The doctor, a member of staff at the RG Kar Medical College in Kolkata, had settled down for a nap in a lecture hall after working nearly 20 hours of a 36-hour shift when she was assaulted, her colleagues say. She was found dead last Friday and police have confirmed that the 31-year-old was raped and murdered.
A police volunteer working at the hospital has been detained in connection with the crime, but the victim’s family alleges more people were involved.
The Indian Medical Association (IMA), the country’s largest union representing doctors and medical workers, called for a nationwide strike halting non-emergency medical services for 24 hours starting Saturday morning.
“Subsequent to the brutal crime in R G Kar Medical College Kolkata and the hooliganism unleashed on the protesting students, IMA declares nationwide withdrawal of services by doctors of modern medicine from 6am on Saturday to 6am Sunday for 24 hours,” the medical organisation said in a statement, adding that “all essential services will be maintained”.
The IMA called on the public to support its “struggle for justice”, and called the murder a “crime of barbaric scale due to the lack of safe spaces for women”.
“Junior doctors have all been on strike, so this would mean 90 per cent of doctors are on strike,” an IMA representative in the southern state of Telangana told Reuters.

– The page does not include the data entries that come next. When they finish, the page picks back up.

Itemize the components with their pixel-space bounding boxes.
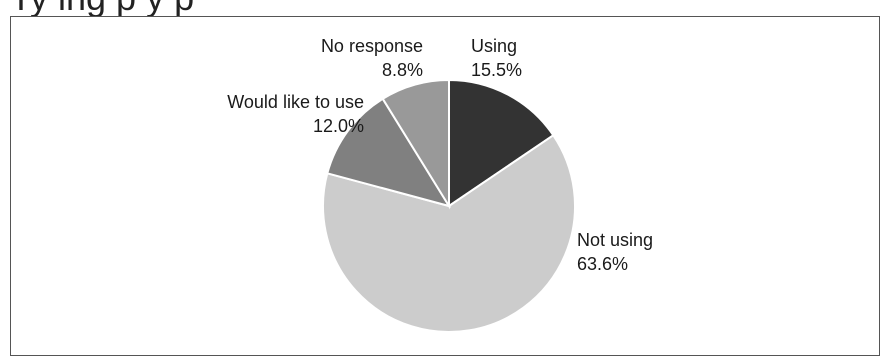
pie-slice-using: [448, 78, 555, 208]
slice-percent-not-using: 63.6%: [577, 254, 628, 274]
pie-labels: Using 15.5% Not using 63.6% Would like t…: [227, 36, 653, 274]
chart-title-fragment: Ty ing p y p: [10, 0, 880, 18]
slice-label-using: Using: [471, 36, 517, 56]
slice-percent-would-like-to-use: 12.0%: [313, 116, 364, 136]
slice-label-would-like-to-use: Would like to use: [227, 92, 364, 112]
pie-slice-would-like-to-use: [326, 97, 452, 208]
pie-slices: [322, 78, 576, 333]
slice-label-not-using: Not using: [577, 230, 653, 250]
pie-slice-not-using: [322, 133, 576, 333]
slice-percent-no-response: 8.8%: [382, 60, 423, 80]
slice-percent-using: 15.5%: [471, 60, 522, 80]
pie-slice-no-response: [381, 78, 450, 210]
slice-label-no-response: No response: [321, 36, 423, 56]
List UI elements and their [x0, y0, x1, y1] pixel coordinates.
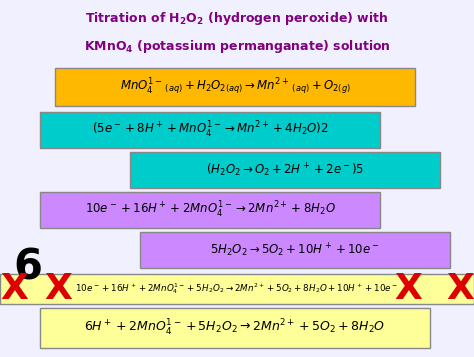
Text: $(5e^- + 8H^+ + MnO_4^{1-} \rightarrow Mn^{2+} + 4H_2O)2$: $(5e^- + 8H^+ + MnO_4^{1-} \rightarrow M…	[91, 120, 328, 140]
Text: $MnO_4^{1-}{}_{\,(aq)} + H_2O_{2(aq)} \rightarrow Mn^{2+}{}_{\,(aq)} + O_{2(g)}$: $MnO_4^{1-}{}_{\,(aq)} + H_2O_{2(aq)} \r…	[119, 77, 350, 97]
Text: $10e^- + 16H^+ + 2MnO_4^{1-} \rightarrow 2Mn^{2+} + 8H_2O$: $10e^- + 16H^+ + 2MnO_4^{1-} \rightarrow…	[84, 200, 336, 220]
FancyBboxPatch shape	[55, 68, 415, 106]
FancyBboxPatch shape	[0, 274, 474, 304]
FancyBboxPatch shape	[40, 308, 430, 348]
Text: $10e^- + 16H^+ + 2MnO_4^{1-} + 5H_2O_2 \rightarrow 2Mn^{2+} + 5O_2 + 8H_2O + 10H: $10e^- + 16H^+ + 2MnO_4^{1-} + 5H_2O_2 \…	[75, 282, 399, 296]
Text: $\mathbf{KMnO_4}$ (potassium permanganate) solution: $\mathbf{KMnO_4}$ (potassium permanganat…	[83, 38, 391, 55]
FancyBboxPatch shape	[130, 152, 440, 188]
Text: X: X	[394, 272, 422, 306]
Text: X: X	[446, 272, 474, 306]
FancyBboxPatch shape	[40, 112, 380, 148]
Text: $(H_2O_2 \rightarrow O_2 + 2H^+ + 2e^-)5$: $(H_2O_2 \rightarrow O_2 + 2H^+ + 2e^-)5…	[206, 161, 364, 179]
Text: $5H_2O_2 \rightarrow 5O_2 + 10H^+ + 10e^-$: $5H_2O_2 \rightarrow 5O_2 + 10H^+ + 10e^…	[210, 241, 380, 259]
Text: X: X	[0, 272, 28, 306]
FancyBboxPatch shape	[40, 192, 380, 228]
Text: Titration of $\mathbf{H_2O_2}$ (hydrogen peroxide) with: Titration of $\mathbf{H_2O_2}$ (hydrogen…	[85, 10, 389, 27]
Text: X: X	[44, 272, 72, 306]
Text: 6: 6	[13, 246, 43, 288]
FancyBboxPatch shape	[140, 232, 450, 268]
Text: $6H^+ + 2MnO_4^{1-} + 5H_2O_2 \rightarrow 2Mn^{2+} + 5O_2 + 8H_2O$: $6H^+ + 2MnO_4^{1-} + 5H_2O_2 \rightarro…	[84, 318, 386, 338]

The suspension of work has affected patients all across India, with the walkout of around a million doctors making it the largest in the country in over a decade.
“I have brought my ailing grandmother. They did not see her today. I will have to wait for another day,” said Raghunath Sahu, who was in a queue of patients at the SCB Medical College and Hospital in the eastern city of Cuttack.

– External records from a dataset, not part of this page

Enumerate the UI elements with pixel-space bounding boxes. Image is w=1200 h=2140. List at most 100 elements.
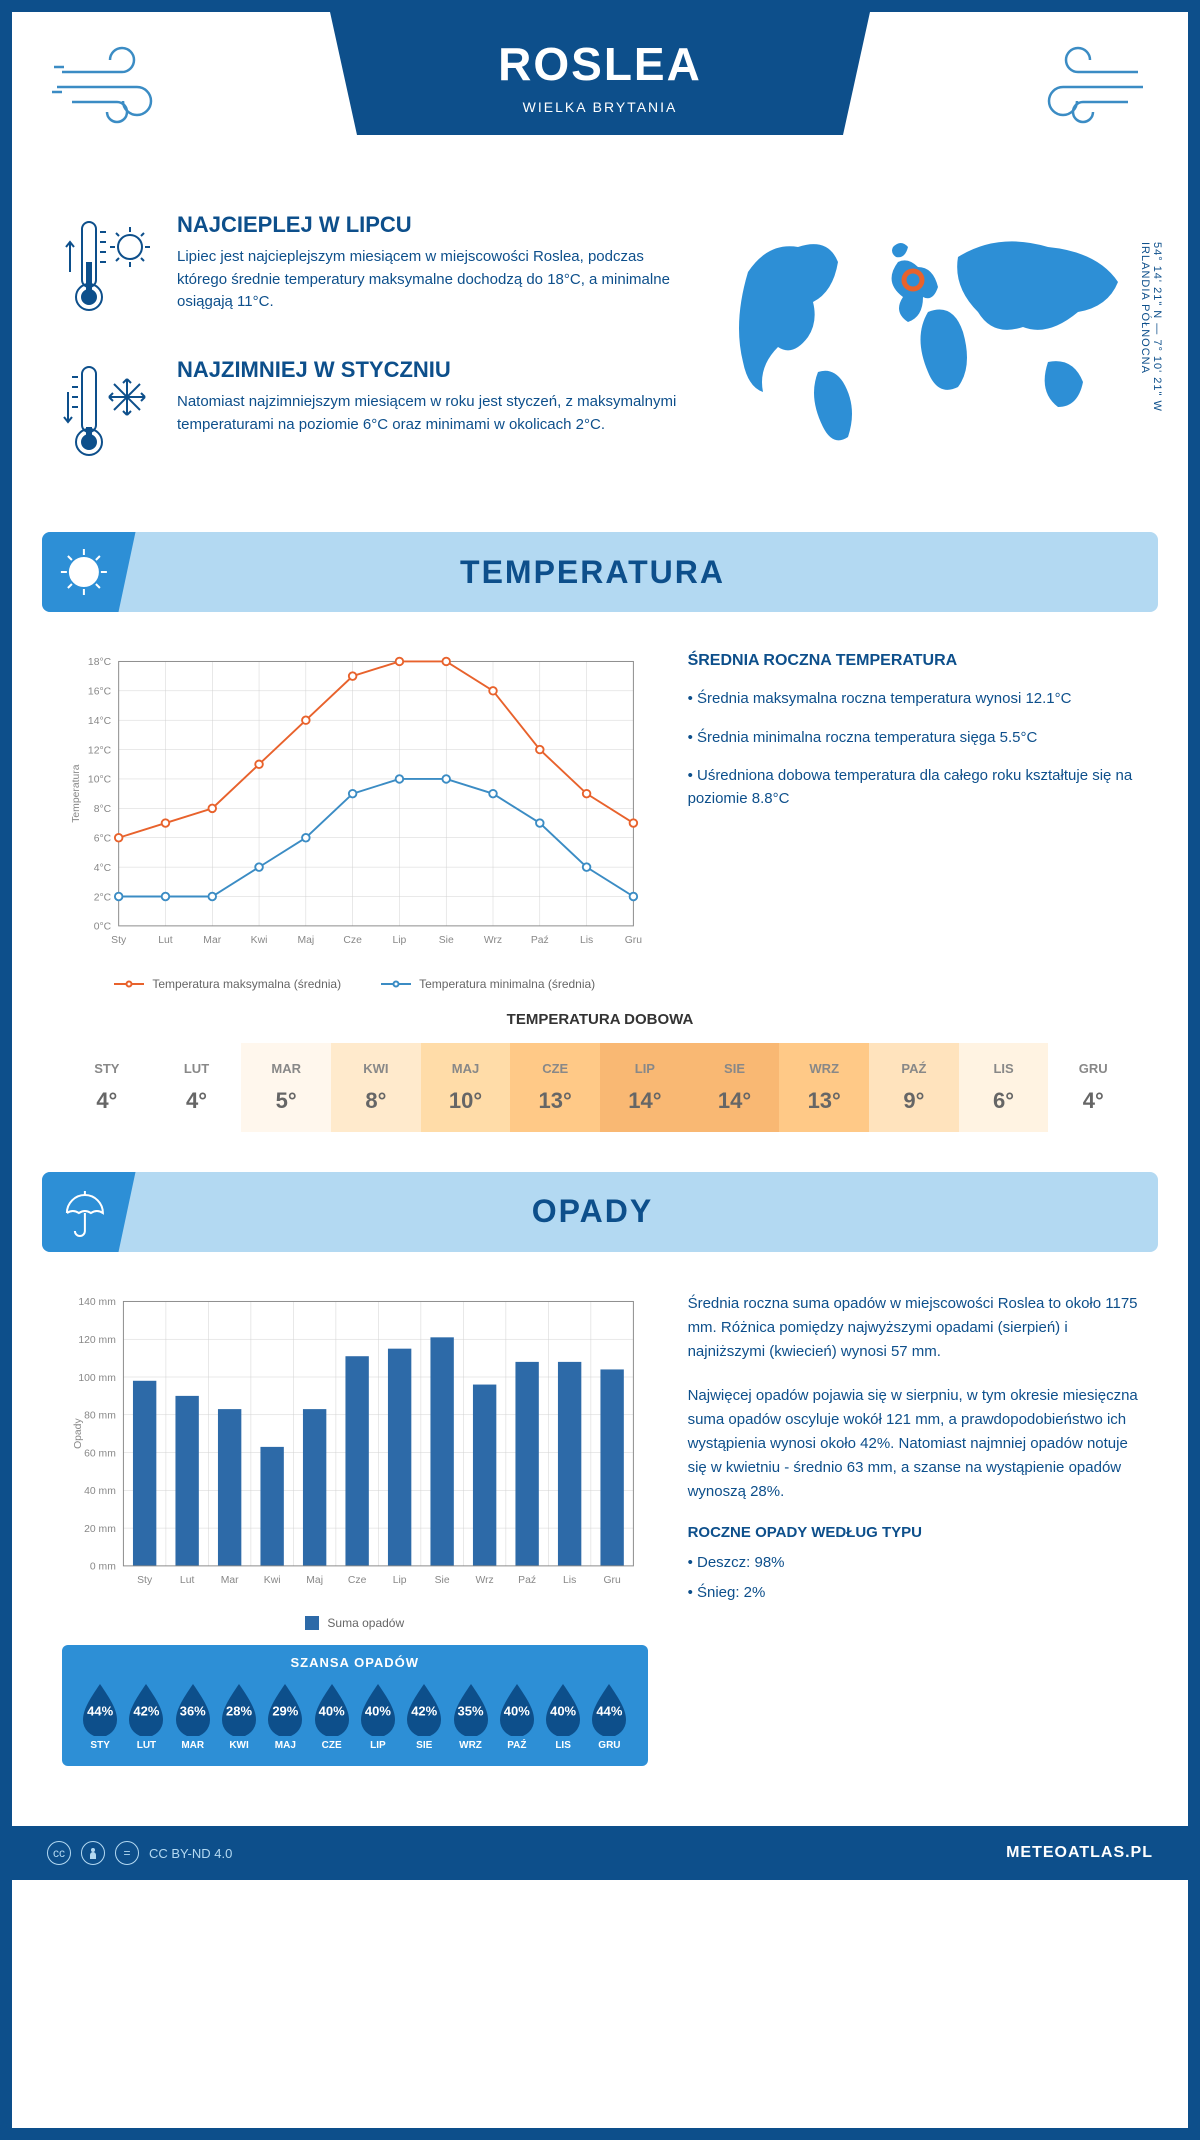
drop-icon: 40% [494,1680,540,1736]
svg-text:Gru: Gru [603,1575,621,1586]
daily-temp-cell: PAŹ 9° [869,1043,959,1132]
daily-month: LIS [959,1061,1049,1076]
temperature-chart: 0°C2°C4°C6°C8°C10°C12°C14°C16°C18°CStyLu… [62,652,648,991]
license-text: CC BY-ND 4.0 [149,1846,232,1861]
chance-month: LIP [355,1740,401,1751]
intro-section: NAJCIEPLEJ W LIPCU Lipiec jest najcieple… [12,192,1188,532]
drop-icon: 36% [170,1680,216,1736]
daily-value: 9° [869,1088,959,1114]
page: ROSLEA WIELKA BRYTANIA [0,0,1200,2140]
daily-value: 8° [331,1088,421,1114]
coordinates-label: 54° 14' 21" N — 7° 10' 21" W IRLANDIA PÓ… [1139,242,1163,412]
chance-month: LUT [123,1740,169,1751]
chance-month: MAJ [262,1740,308,1751]
chance-value: 42% [411,1704,437,1719]
wind-deco-left-icon [52,42,182,137]
temp-bullet: • Uśredniona dobowa temperatura dla całe… [688,765,1138,810]
drop-icon: 42% [123,1680,169,1736]
daily-month: LIP [600,1061,690,1076]
world-map-icon [718,212,1138,452]
daily-temp-cell: GRU 4° [1048,1043,1138,1132]
coldest-desc: Natomiast najzimniejszym miesiącem w rok… [177,391,678,436]
daily-temp-cell: WRZ 13° [779,1043,869,1132]
daily-value: 4° [152,1088,242,1114]
footer-site: METEOATLAS.PL [1006,1844,1153,1862]
svg-text:Lis: Lis [580,935,593,946]
temp-bullet: • Średnia maksymalna roczna temperatura … [688,688,1138,711]
chance-cell: 35% WRZ [447,1680,493,1751]
svg-text:12°C: 12°C [88,745,112,756]
daily-temp-cell: LUT 4° [152,1043,242,1132]
daily-month: KWI [331,1061,421,1076]
chance-value: 29% [272,1704,298,1719]
daily-temp-cell: LIS 6° [959,1043,1049,1132]
chance-cell: 28% KWI [216,1680,262,1751]
sun-icon [42,532,136,612]
daily-value: 13° [510,1088,600,1114]
drop-icon: 35% [448,1680,494,1736]
svg-text:14°C: 14°C [88,716,112,727]
precip-type-title: ROCZNE OPADY WEDŁUG TYPU [688,1524,1138,1541]
header: ROSLEA WIELKA BRYTANIA [12,12,1188,192]
drop-icon: 28% [216,1680,262,1736]
chance-cell: 44% GRU [586,1680,632,1751]
coldest-month-block: NAJZIMNIEJ W STYCZNIU Natomiast najzimni… [62,357,678,472]
legend-item: Temperatura maksymalna (średnia) [114,977,341,991]
page-subtitle: WIELKA BRYTANIA [330,99,870,115]
svg-text:Kwi: Kwi [251,935,268,946]
svg-text:Temperatura: Temperatura [71,764,82,822]
svg-text:Maj: Maj [306,1575,323,1586]
temperature-title: TEMPERATURA [127,554,1158,591]
precip-side-info: Średnia roczna suma opadów w miejscowośc… [688,1292,1138,1767]
drop-icon: 29% [262,1680,308,1736]
svg-text:16°C: 16°C [88,687,112,698]
daily-temp-cell: SIE 14° [690,1043,780,1132]
svg-text:2°C: 2°C [94,892,112,903]
svg-text:Lip: Lip [392,935,406,946]
svg-text:80 mm: 80 mm [84,1410,116,1421]
chance-cell: 40% CZE [308,1680,354,1751]
daily-temp-cell: MAR 5° [241,1043,331,1132]
svg-text:Gru: Gru [625,935,643,946]
svg-text:Kwi: Kwi [264,1575,281,1586]
temp-bullet: • Średnia minimalna roczna temperatura s… [688,727,1138,750]
daily-value: 13° [779,1088,869,1114]
temperature-legend: Temperatura maksymalna (średnia) Temperat… [62,977,648,991]
legend-item: Temperatura minimalna (średnia) [381,977,595,991]
chance-cell: 36% MAR [170,1680,216,1751]
svg-text:40 mm: 40 mm [84,1486,116,1497]
svg-text:0°C: 0°C [94,922,112,933]
drop-icon: 44% [77,1680,123,1736]
hottest-desc: Lipiec jest najcieplejszym miesiącem w m… [177,246,678,314]
daily-temp-cell: LIP 14° [600,1043,690,1132]
daily-value: 14° [690,1088,780,1114]
precip-bar-chart: 0 mm20 mm40 mm60 mm80 mm100 mm120 mm140 … [62,1292,648,1631]
daily-month: MAR [241,1061,331,1076]
coldest-title: NAJZIMNIEJ W STYCZNIU [177,357,678,383]
world-map-block: 54° 14' 21" N — 7° 10' 21" W IRLANDIA PÓ… [718,212,1138,502]
svg-text:Cze: Cze [348,1575,367,1586]
chance-cell: 44% STY [77,1680,123,1751]
chance-value: 44% [596,1704,622,1719]
drop-icon: 44% [586,1680,632,1736]
chance-month: PAŹ [494,1740,540,1751]
daily-month: SIE [690,1061,780,1076]
svg-text:18°C: 18°C [88,657,112,668]
daily-temp-title: TEMPERATURA DOBOWA [62,1011,1138,1028]
precip-section-header: OPADY [42,1172,1158,1252]
svg-text:10°C: 10°C [88,775,112,786]
chance-cell: 40% PAŹ [494,1680,540,1751]
svg-text:20 mm: 20 mm [84,1524,116,1535]
nd-icon: = [115,1841,139,1865]
chance-cell: 42% LUT [123,1680,169,1751]
precip-type-line: • Śnieg: 2% [688,1581,1138,1605]
daily-value: 5° [241,1088,331,1114]
thermometer-hot-icon [62,212,152,327]
footer-license: cc = CC BY-ND 4.0 [47,1841,232,1865]
chance-value: 28% [226,1704,252,1719]
chance-value: 42% [133,1704,159,1719]
hottest-month-block: NAJCIEPLEJ W LIPCU Lipiec jest najcieple… [62,212,678,327]
daily-value: 6° [959,1088,1049,1114]
precip-legend-label: Suma opadów [327,1616,404,1630]
precip-title: OPADY [127,1193,1158,1230]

Striking doctors and medical workers are demanding justice for the victim and a guarantee of safety inside medical campuses, including making any attack on on-duty medics an offence without the possibility of bail.

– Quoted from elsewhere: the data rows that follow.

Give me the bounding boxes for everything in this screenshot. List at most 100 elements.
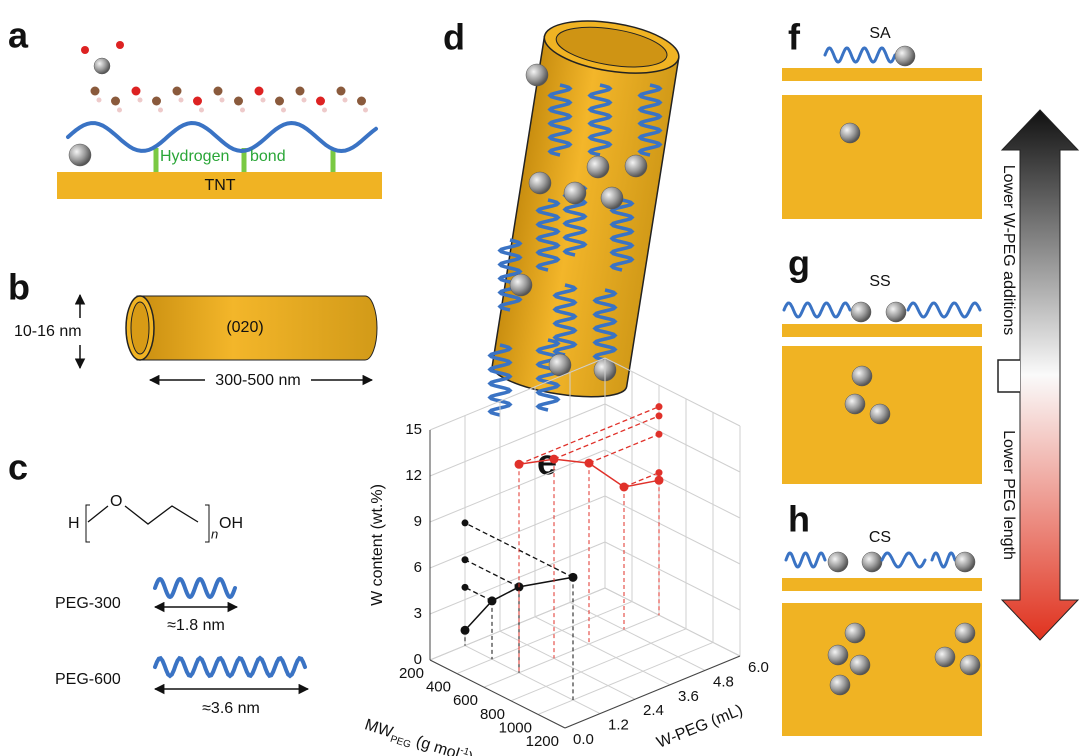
atom bbox=[281, 107, 286, 113]
atom bbox=[357, 96, 366, 106]
peg-chain bbox=[153, 576, 237, 600]
atom bbox=[260, 97, 266, 103]
y-tick-label: 9 bbox=[414, 513, 422, 530]
x-label-sub: PEG bbox=[389, 733, 413, 750]
tungsten-atom bbox=[844, 622, 866, 644]
grid-line bbox=[456, 601, 633, 675]
x-label-sup: -1 bbox=[459, 745, 471, 756]
atom bbox=[275, 96, 284, 106]
y-tick-label: 12 bbox=[405, 467, 422, 484]
tungsten-atom bbox=[894, 45, 916, 67]
data-point bbox=[584, 458, 594, 468]
tungsten-atom bbox=[849, 654, 871, 676]
projection-point bbox=[655, 403, 663, 411]
projection-point bbox=[461, 519, 469, 527]
grid-line bbox=[604, 587, 741, 657]
projection-point bbox=[655, 412, 663, 420]
grid-line bbox=[604, 403, 741, 473]
tnt-substrate bbox=[57, 172, 382, 199]
tungsten-atom bbox=[851, 365, 873, 387]
panel-label: c bbox=[8, 447, 28, 488]
projection-line bbox=[464, 559, 520, 588]
axis-line bbox=[564, 655, 741, 729]
x-tick-label: 800 bbox=[480, 706, 505, 723]
bracket bbox=[997, 359, 1020, 393]
tungsten-atom bbox=[586, 155, 610, 179]
atom bbox=[342, 97, 348, 103]
formula-atom: O bbox=[110, 493, 122, 510]
tungsten-atom bbox=[954, 551, 976, 573]
x-tick-label: 200 bbox=[399, 665, 424, 682]
projection-point bbox=[655, 430, 663, 438]
atom bbox=[240, 107, 245, 113]
peg-chain bbox=[487, 343, 513, 417]
series-line bbox=[464, 576, 574, 631]
z-tick-label: 0.0 bbox=[573, 731, 594, 748]
peg-chain bbox=[587, 83, 613, 157]
y-tick-label: 3 bbox=[414, 605, 422, 622]
grid-line bbox=[604, 357, 741, 427]
atom bbox=[131, 86, 141, 96]
x-tick-label: 1000 bbox=[499, 719, 532, 736]
formula-index: n bbox=[211, 526, 218, 541]
panel-label: h bbox=[788, 499, 810, 540]
atom bbox=[137, 97, 143, 103]
arrow-label: Lower W-PEG additions bbox=[1000, 165, 1017, 335]
peg-label: PEG-600 bbox=[55, 671, 121, 688]
tungsten-atom bbox=[861, 551, 883, 573]
grid-line bbox=[429, 403, 606, 477]
z-tick-label: 3.6 bbox=[678, 688, 699, 705]
tungsten-atom bbox=[528, 171, 552, 195]
bond-label: Hydrogen bbox=[160, 148, 229, 165]
nanotube-3d bbox=[491, 20, 680, 398]
peg-chain bbox=[535, 338, 561, 412]
peg-chain bbox=[906, 301, 982, 319]
grid-line bbox=[537, 641, 714, 715]
length-label: ≈1.8 nm bbox=[167, 617, 225, 634]
projection-line bbox=[623, 471, 660, 488]
x-tick-label: 600 bbox=[453, 692, 478, 709]
z-tick-label: 4.8 bbox=[713, 673, 734, 690]
projection-point bbox=[461, 556, 469, 564]
atom bbox=[117, 107, 122, 113]
label-bg bbox=[205, 370, 311, 390]
peg-chain bbox=[547, 83, 573, 157]
z-tick-label: 1.2 bbox=[608, 717, 629, 734]
tungsten-atom bbox=[563, 181, 587, 205]
atom bbox=[116, 41, 124, 49]
data-point bbox=[487, 596, 497, 606]
grid-line bbox=[429, 357, 606, 431]
atom bbox=[199, 107, 204, 113]
peg-chain bbox=[535, 198, 561, 272]
z-axis-label: W-PEG (mL) bbox=[654, 702, 745, 752]
y-tick-label: 0 bbox=[414, 651, 422, 668]
tungsten-atom bbox=[869, 403, 891, 425]
projection-line bbox=[464, 586, 493, 602]
bracket bbox=[85, 504, 210, 543]
tungsten-atom bbox=[525, 63, 549, 87]
tungsten-atom bbox=[600, 186, 624, 210]
grid-line bbox=[534, 616, 671, 686]
atom bbox=[254, 86, 264, 96]
atom bbox=[213, 86, 223, 96]
peg-chain bbox=[66, 120, 378, 154]
data-point bbox=[549, 454, 559, 464]
projection-line bbox=[553, 415, 660, 460]
projection-line bbox=[518, 406, 660, 465]
plane-label: (020) bbox=[226, 319, 263, 336]
nanotube bbox=[136, 295, 378, 361]
y-axis-label: W content (wt.%) bbox=[369, 484, 386, 606]
tungsten-atom bbox=[839, 122, 861, 144]
grid-line bbox=[483, 614, 660, 688]
tungsten-atom bbox=[68, 143, 92, 167]
data-point bbox=[654, 475, 664, 485]
caption: CS bbox=[869, 529, 891, 546]
atom bbox=[152, 96, 161, 106]
bond bbox=[87, 505, 199, 525]
tungsten-atom bbox=[624, 154, 648, 178]
grid-line bbox=[464, 645, 601, 715]
tungsten-atom bbox=[934, 646, 956, 668]
y-tick-label: 15 bbox=[405, 421, 422, 438]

The British Medical Association (BMA) said it stood in solidarity with doctors in Kolkata and across India and called for urgent measures to improve the safety of female doctors in the workplace.
“The BMA is horrified by the rape and murder of a woman junior doctor in the hospital where she worked in Kolkata, India… This should never be a risk that any doctor ever faces in their place of work,” the BMA posted on X.
Earlier this week hundreds of thousands of women marched to chants of “reclaim the night” across several cities in India.
The nationwide demonstrations by doctors and women’s groups are fuelled by anger at the failure to impose tough laws to deter the rising tide of violence against women.
“The punishment should be the harshest possible, should come faster, so within public memory,” said senior criminal layer Shobha Gupta, who represented a Muslim woman raped during religious riots in Gujarat in 2002.
“When we are still angry about the crime, the result should come out. Punishment to play a role of deterrence, it should come faster,” Ms Gupta said.
India’s federal Central Bureau of Investigation (CBI), which has taken over the investigation of the crime in Kolkata, has summoned several students from the RG Kar college and also questioned the hospital’s principal as it seeks to determine the circumstances surrounding the doctor’s murder.
The country’s health ministry has promised to form a committee on doctor safety, as it called on the striking medical workers to return to work.